La cualidad iconográfica de estas obras se manifiesta también en la relación del objeto-escultura con el objeto-mueble. El objeto-mueble, las más de las veces, debe ser revelado, desplegado, descubierto e, incluso, imaginado. El objeto mueble es también un referente del objeto-escultura. Pero la escultura no remite al mueble por una relación de analogía; es decir, no se trata de una escultura que parece un mueble. Tampoco es una relación simplemente indicial. O sea, no se trata de que la escultura sea un residuo o una emanación del mueble, ni el mueble es un objeto contaminado o transformado por la escultura. Cada uno de estos objetos es una escultura y un mueble al mismo tiempo. Y esa ubicuidad no existe sin incorporar un elemento de negación: la escultura niega al mueble tanto como el mueble niega a la escultura. El mueble es un error de la escultura tanto como la escultura sería un error dentro del discurso del mueble, si ese discurso existiera.

Cuando lo blando atraviesa la lógica del monumento

La escultura, tal como se concibe tradicionalmente, sigue regida por la lógica del monumento. Esa lógica puede ser asociada, entre otros aspectos, con la ilusión de solidez. Un monumento expresa su solidez como una cualidad material de su propia constitución, pero también como una relación física con su contexto. Es decir, la solidez también es consecuencia de una relación con el suelo. Lo monumental (y eso es válido para la escultura, cualquiera que sea su formato) tiene una pesadez, o una gravedad, que expresa y que proviene de su conexión con una base, sea natural o artificial.

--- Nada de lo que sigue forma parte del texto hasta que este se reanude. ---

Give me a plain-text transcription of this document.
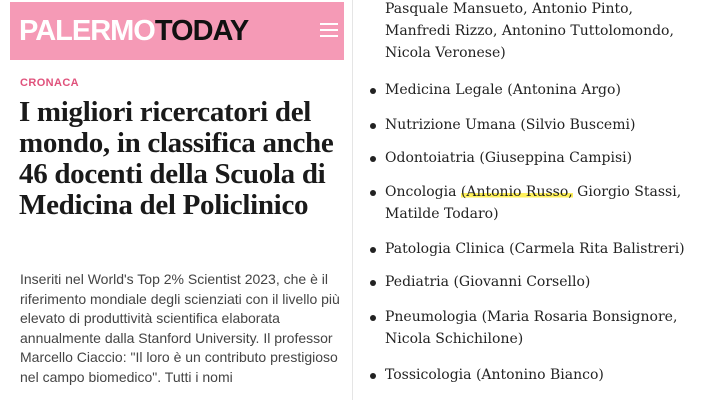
PALERMO TODAY
CRONACA
I migliori ricercatori del mondo, in classifica anche 46 docenti della Scuola di Medicina del Policlinico

Inseriti nel World's Top 2% Scientist 2023, che è il riferimento mondiale degli scienziati con il livello più elevato di produttività scientifica elaborata annualmente dalla Stanford University. Il professor Marcello Ciaccio: "Il loro è un contributo prestigioso nel campo biomedico". Tutti i nomi

Pasquale Mansueto, Antonio Pinto, Manfredi Rizzo, Antonino Tuttolomondo, Nicola Veronese)
Medicina Legale (Antonina Argo)
Nutrizione Umana (Silvio Buscemi)
Odontoiatria (Giuseppina Campisi)
Oncologia (Antonio Russo, Giorgio Stassi, Matilde Todaro)
Patologia Clinica (Carmela Rita Balistreri)
Pediatria (Giovanni Corsello)
Pneumologia (Maria Rosaria Bonsignore, Nicola Schichilone)
Tossicologia (Antonino Bianco)
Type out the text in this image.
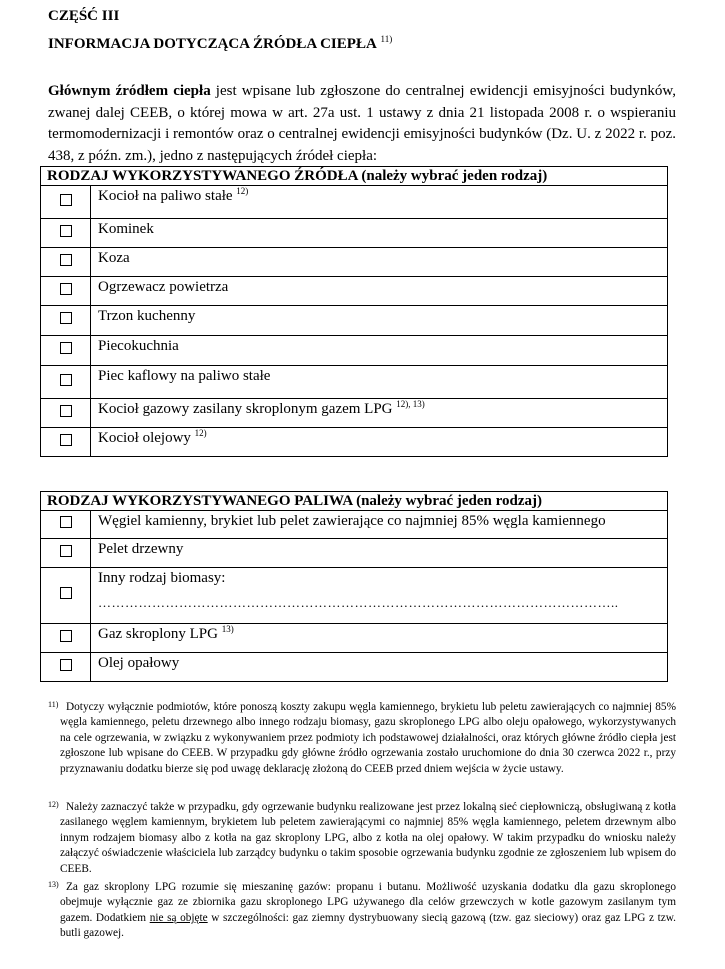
CZĘŚĆ III
INFORMACJA DOTYCZĄCA ŹRÓDŁA CIEPŁA $^{11)}$
Głównym źródłem ciepła jest wpisane lub zgłoszone do centralnej ewidencji emisyjności budynków, zwanej dalej CEEB, o której mowa w art. 27a ust. 1 ustawy z dnia 21 listopada 2008 r. o wspieraniu termomodernizacji i remontów oraz o centralnej ewidencji emisyjności budynków (Dz. U. z 2022 r. poz. 438, z późn. zm.), jedno z następujących źródeł ciepła:
RODZAJ WYKORZYSTYWANEGO ŹRÓDŁA (należy wybrać jeden rodzaj)	
	Kocioł na paliwo stałe $^{12)}$
	Kominek
	Koza
	Ogrzewacz powietrza
	Trzon kuchenny
	Piecokuchnia
	Piec kaflowy na paliwo stałe
	Kocioł gazowy zasilany skroplonym gazem LPG $^{12), 13)}$
	Kocioł olejowy $^{12)}$
RODZAJ WYKORZYSTYWANEGO PALIWA (należy wybrać jeden rodzaj)	
	Węgiel kamienny, brykiet lub pelet zawierające co najmniej 85% węgla kamiennego
	Pelet drzewny
	Inny rodzaj biomasy:
……………………………………………………………………………………………………..

	Gaz skroplony LPG $^{13)}$
	Olej opałowy
11) Dotyczy wyłącznie podmiotów, które ponoszą koszty zakupu węgla kamiennego, brykietu lub peletu zawierających co najmniej 85% węgla kamiennego, peletu drzewnego albo innego rodzaju biomasy, gazu skroplonego LPG albo oleju opałowego, wykorzystywanych na cele ogrzewania, w związku z wykonywaniem przez podmioty ich podstawowej działalności, oraz których główne źródło ciepła jest zgłoszone lub wpisane do CEEB. W przypadku gdy główne źródło ogrzewania zostało uruchomione do dnia 30 czerwca 2022 r., przy przyznawaniu dodatku bierze się pod uwagę deklarację złożoną do CEEB przed dniem wejścia w życie ustawy.
12) Należy zaznaczyć także w przypadku, gdy ogrzewanie budynku realizowane jest przez lokalną sieć ciepłowniczą, obsługiwaną z kotła zasilanego węglem kamiennym, brykietem lub peletem zawierającymi co najmniej 85% węgla kamiennego, peletem drzewnym albo innym rodzajem biomasy albo z kotła na gaz skroplony LPG, albo z kotła na olej opałowy. W takim przypadku do wniosku należy załączyć oświadczenie właściciela lub zarządcy budynku o takim sposobie ogrzewania budynku zgodnie ze zgłoszeniem lub wpisem do CEEB.
13) Za gaz skroplony LPG rozumie się mieszaninę gazów: propanu i butanu. Możliwość uzyskania dodatku dla gazu skroplonego obejmuje wyłącznie gaz ze zbiornika gazu skroplonego LPG używanego dla celów grzewczych w kotle gazowym zasilanym tym gazem. Dodatkiem nie są objęte w szczególności: gaz ziemny dystrybuowany siecią gazową (tzw. gaz sieciowy) oraz gaz LPG z tzw. butli gazowej.
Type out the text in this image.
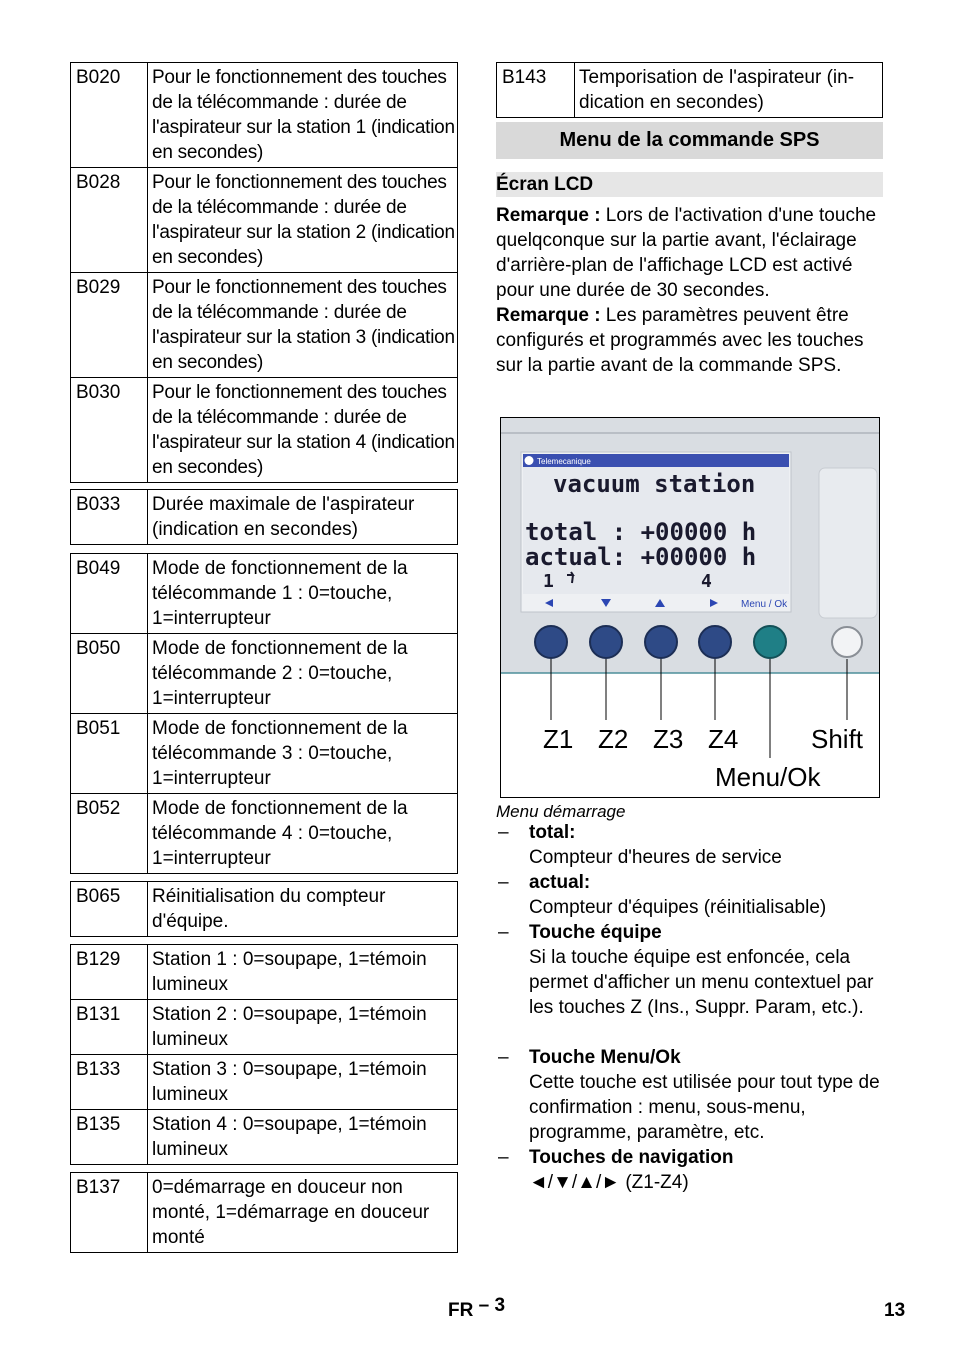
B020	Pour le fonctionnement des touches de la télécommande : durée de l'aspirateur sur la station 1 (indication en secondes)
B028	Pour le fonctionnement des touches de la télécommande : durée de l'aspirateur sur la station 2 (indication en secondes)
B029	Pour le fonctionnement des touches de la télécommande : durée de l'aspirateur sur la station 3 (indication en secondes)
B030	Pour le fonctionnement des touches de la télécommande : durée de l'aspirateur sur la station 4 (indication en secondes)
B033	Durée maximale de l'aspirateur (indication en secondes)
B049	Mode de fonctionnement de la télécommande 1 : 0=touche, 1=interrupteur
B050	Mode de fonctionnement de la télécommande 2 : 0=touche, 1=interrupteur
B051	Mode de fonctionnement de la télécommande 3 : 0=touche, 1=interrupteur
B052	Mode de fonctionnement de la télécommande 4 : 0=touche, 1=interrupteur
B065	Réinitialisation du compteur d'équipe.
B129	Station 1 : 0=soupape, 1=témoin lumineux
B131	Station 2 : 0=soupape, 1=témoin lumineux
B133	Station 3 : 0=soupape, 1=témoin lumineux
B135	Station 4 : 0=soupape, 1=témoin lumineux
B137	0=démarrage en douceur non monté, 1=démarrage en douceur monté
B143	Temporisation de l'aspirateur (in-dication en secondes)
Menu de la commande SPS
Écran LCD
Remarque : Lors de l'activation d'une touche quelqconque sur la partie avant, l'éclairage d'arrière-plan de l'affichage LCD est activé pour une durée de 30 secondes.
Remarque : Les paramètres peuvent être configurés et programmés avec les touches sur la partie avant de la commande SPS.
Telemecanique
vacuum station
total : +00000 h
actual: +00000 h
1	4
Menu / Ok
Z1 Z2 Z3 Z4	Shift
Menu/Ok
Menu démarrage
– total:
Compteur d'heures de service
– actual:
Compteur d'équipes (réinitialisable)
– Touche équipe
Si la touche équipe est enfoncée, cela permet d'afficher un menu contextuel par les touches Z (Ins., Suppr. Param, etc.).
– Touche Menu/Ok
Cette touche est utilisée pour tout type de confirmation : menu, sous-menu, programme, paramètre, etc.
– Touches de navigation
◄/▼/▲/► (Z1-Z4)
FR – 3	13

El monumento (y esto también incluye a la arquitectura) es ante todo la expresión de una imagen de lo umbilical, que funciona como metáfora de la consecuencia de la naturaleza en la cultura. En tanto monumento, la escultura siempre está “plantada” de alguna manera, y en ese sentido acepta el símil y la metáfora que lo comparan con un árbol. Cuando hablo de una relación física del monumento con su contexto me estoy refiriendo a la relación del objeto con el lugar, y lo estoy pensando en términos similares a los que adopta Heidegger en su disertación sobre el arte y el espacio:
La escultura sería la encarnación de lugares: una encarnación que, cuando abre un paraje y lo custodia, mantiene lo libre reunido a su alrededor, presta permanencia a cada una de las cosas y otorga al hombre un habitar en medio de ellas.5

En tal sentido, en el monumento se expresa una relación simbólica entre lo cerrado y lo abierto, donde el objeto se expresa como volumen puro, intransitable, mientras que abre todo el espacio a su alrededor. Que ese abrir Heidegger lo vea como una producción, es tema para una disertación más amplia.6 De momento me interesa añadir que en el monumento se expresa también una relación ente lo alto y lo bajo. Y es que la solidez esconde también un sentido ascensional. Y, digámoslo de una vez, la lógica del monumento es la lógica de la erección.
Si con lo blando, las esculturas de Ángel Ricardo atraviesan la lógica del monumento es, entre otras cosas, porque subvierten su sentido fálico. Aun cuando lo blando en estas obras se complementa con lo duro (en estas arriesgadas combinaciones de materiales como el metal, la madera, el plástico y los textiles) y ciertamente estas oposiciones remiten a un juego combinatorio entre lo masculino y lo femenino, me queda claro que igualmente constituyen una forma de socavar la solidez del monumento. Esto se aprecia en Columnas, pero igual otras obras como Los huevos, El baticano o El bostezo serían ejemplos suficientemente ilustrativos.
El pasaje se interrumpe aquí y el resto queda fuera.